Fez · Morocco · Essay № 5

The pour is half the ceremony.

On a tea that is also a long welcome.

5 Fez el-Bali, above the tanneries · 16:00

He lifted the pot above his head and the tea fell in a long, clean line into the glass. The line did not break. The glass filled without a drop spilled. He did this three times — pour, return, pour — until the foam was right.

Moroccan mint tea is gunpowder green, fresh spearmint, and an aggressive amount of sugar. It is the tea you are given when you arrive somewhere, when you are about to leave somewhere, when you have agreed to buy something, and when you have decided you will not. The pour is from a height because the height makes the foam, and the foam is the point. [^1]
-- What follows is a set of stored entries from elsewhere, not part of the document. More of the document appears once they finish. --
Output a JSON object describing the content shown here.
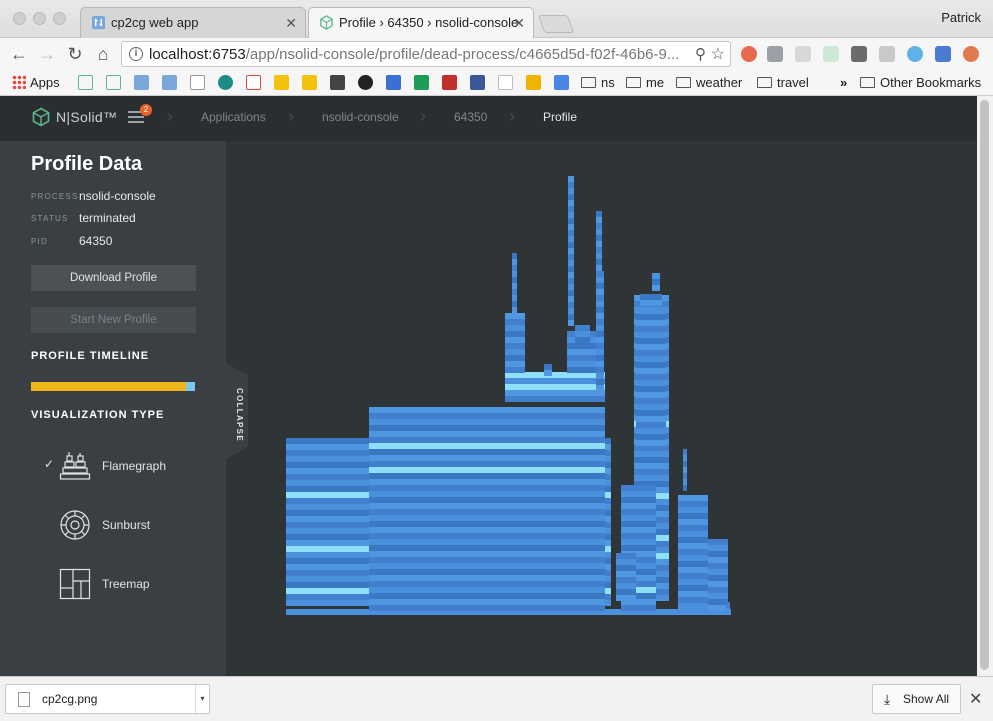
{
  "browser": {
    "tabs": [
      {
        "title": "cp2cg web app",
        "icon": "cp2cg-tab-icon",
        "active": false
      },
      {
        "title": "Profile › 64350 › nsolid-console",
        "icon": "nsolid-tab-icon",
        "active": true
      }
    ],
    "profile_name": "Patrick",
    "url_host": "localhost:6753",
    "url_path": "/app/nsolid-console/profile/dead-process/c4665d5d-f02f-46b6-9...",
    "bookmarks": {
      "apps": "Apps",
      "ns": "ns",
      "me": "me",
      "weather": "weather",
      "travel": "travel",
      "overflow": "»",
      "other": "Other Bookmarks"
    }
  },
  "app": {
    "logo": "N|Solid™",
    "notification_count": "2",
    "breadcrumbs": [
      "Applications",
      "nsolid-console",
      "64350",
      "Profile"
    ]
  },
  "sidebar": {
    "title": "Profile Data",
    "process_label": "PROCESS",
    "process_value": "nsolid-console",
    "status_label": "STATUS",
    "status_value": "terminated",
    "pid_label": "PID",
    "pid_value": "64350",
    "download_button": "Download Profile",
    "new_profile_button": "Start New Profile",
    "timeline_heading": "PROFILE TIMELINE",
    "viz_heading": "VISUALIZATION TYPE",
    "viz_options": [
      {
        "label": "Flamegraph",
        "selected": true
      },
      {
        "label": "Sunburst",
        "selected": false
      },
      {
        "label": "Treemap",
        "selected": false
      }
    ],
    "collapse_label": "COLLAPSE"
  },
  "colors": {
    "flame_base": "#4a90dc",
    "flame_dark": "#3a78c4",
    "flame_highlight": "#8ee0f8",
    "timeline": "#f1b51c"
  },
  "downloads": {
    "file_name": "cp2cg.png",
    "show_all": "Show All"
  }
}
Below the roof, the tanneries: white and red and yellow vats, men standing in them up to their thighs. The smell was the smell. The mint, blessedly, won.

He poured a second glass and then a third. I did not refuse any of them.

[^1]: Three glasses, the proverb says: the first is bitter like life, the second strong like love, the third gentle like death.

If you go
Find it
Any rooftop café in Fez el-Bali. Ask for the one above the tanneries; they will know.
Order
Atay bi nana. Three glasses.
Pay
20-40 dirham.
When
Late afternoon, when the light gets low.